What Behavior Is When You Do Something Again
Affiliate 8. Learning
8.two Irresolute Behaviour through Reinforcement and Penalty: Operant Conditioning
Learning Objectives
- Outline the principles of operant workout.
- Explain how learning tin can be shaped through the utilize of reinforcement schedules and secondary reinforcers.
In classical conditioning the organism learns to associate new stimuli with natural biological responses such as salivation or fear. The organism does not learn something new simply rather begins to perform an existing behaviour in the presence of a new betoken. Operant conditioning, on the other mitt, is learning that occurs based on the consequences of behaviour and tin can involve the learning of new deportment. Operant workout occurs when a domestic dog rolls over on command because information technology has been praised for doing then in the by, when a schoolroom bully threatens his classmates because doing so allows him to get his way, and when a child gets good grades because her parents threaten to punish her if she doesn't. In operant conditioning the organism learns from the consequences of its own actions.
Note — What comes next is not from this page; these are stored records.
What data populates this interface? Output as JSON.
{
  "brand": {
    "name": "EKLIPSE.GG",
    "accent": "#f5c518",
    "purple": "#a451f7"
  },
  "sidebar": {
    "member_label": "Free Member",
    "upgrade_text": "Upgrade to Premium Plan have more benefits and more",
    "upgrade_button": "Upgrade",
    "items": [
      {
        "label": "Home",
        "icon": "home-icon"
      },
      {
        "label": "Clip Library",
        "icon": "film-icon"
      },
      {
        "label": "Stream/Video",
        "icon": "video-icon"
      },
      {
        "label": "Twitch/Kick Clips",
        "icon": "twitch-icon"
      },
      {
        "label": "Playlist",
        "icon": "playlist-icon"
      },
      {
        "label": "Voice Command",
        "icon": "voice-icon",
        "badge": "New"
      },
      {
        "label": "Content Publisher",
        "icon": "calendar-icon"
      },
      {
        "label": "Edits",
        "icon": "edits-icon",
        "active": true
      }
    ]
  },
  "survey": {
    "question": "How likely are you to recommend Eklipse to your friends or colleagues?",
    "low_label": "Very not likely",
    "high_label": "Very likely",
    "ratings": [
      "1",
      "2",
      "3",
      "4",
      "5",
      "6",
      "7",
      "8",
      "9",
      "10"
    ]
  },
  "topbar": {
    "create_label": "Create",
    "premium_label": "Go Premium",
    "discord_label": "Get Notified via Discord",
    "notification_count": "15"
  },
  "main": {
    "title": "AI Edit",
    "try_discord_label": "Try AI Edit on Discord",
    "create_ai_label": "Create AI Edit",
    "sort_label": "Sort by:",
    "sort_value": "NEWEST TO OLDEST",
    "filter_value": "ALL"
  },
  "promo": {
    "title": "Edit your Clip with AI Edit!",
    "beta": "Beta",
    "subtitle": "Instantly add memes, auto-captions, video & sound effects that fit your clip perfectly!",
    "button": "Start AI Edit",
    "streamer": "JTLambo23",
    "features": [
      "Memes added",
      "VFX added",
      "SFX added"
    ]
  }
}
How Reinforcement and Punishment Influence Behaviour: The Research of Thorndike and Skinner
Psychologist Edward 50. Thorndike (1874-1949) was the first scientist to systematically study operant workout. In his research Thorndike (1898) observed cats who had been placed in a "puzzle box" from which they tried to escape ("Video Prune: Thorndike'due south Puzzle Box"). At first the cats scratched, chip, and swatted haphazardly, without any thought of how to get out. But eventually, and accidentally, they pressed the lever that opened the door and exited to their prize, a scrap of fish. The next time the true cat was constrained within the box, it attempted fewer of the ineffective responses before carrying out the successful escape, and later several trials the cat learned to almost immediately brand the correct response.
Observing these changes in the cats' behaviour led Thorndike to develop his law of issue, the principle that responses that create a typically pleasant issue in a particular situation are more likely to occur again in a similar situation, whereas responses that produce a typically unpleasant outcome are less probable to occur again in the state of affairs (Thorndike, 1911). The essence of the law of outcome is that successful responses, because they are pleasurable, are "stamped in" by feel and thus occur more frequently. Unsuccessful responses, which produce unpleasant experiences, are "stamped out" and later on occur less frequently.
When Thorndike placed his cats in a puzzle box, he institute that they learned to engage in the important escape behaviour faster after each trial. Thorndike described the learning that follows reinforcement in terms of the law of effect.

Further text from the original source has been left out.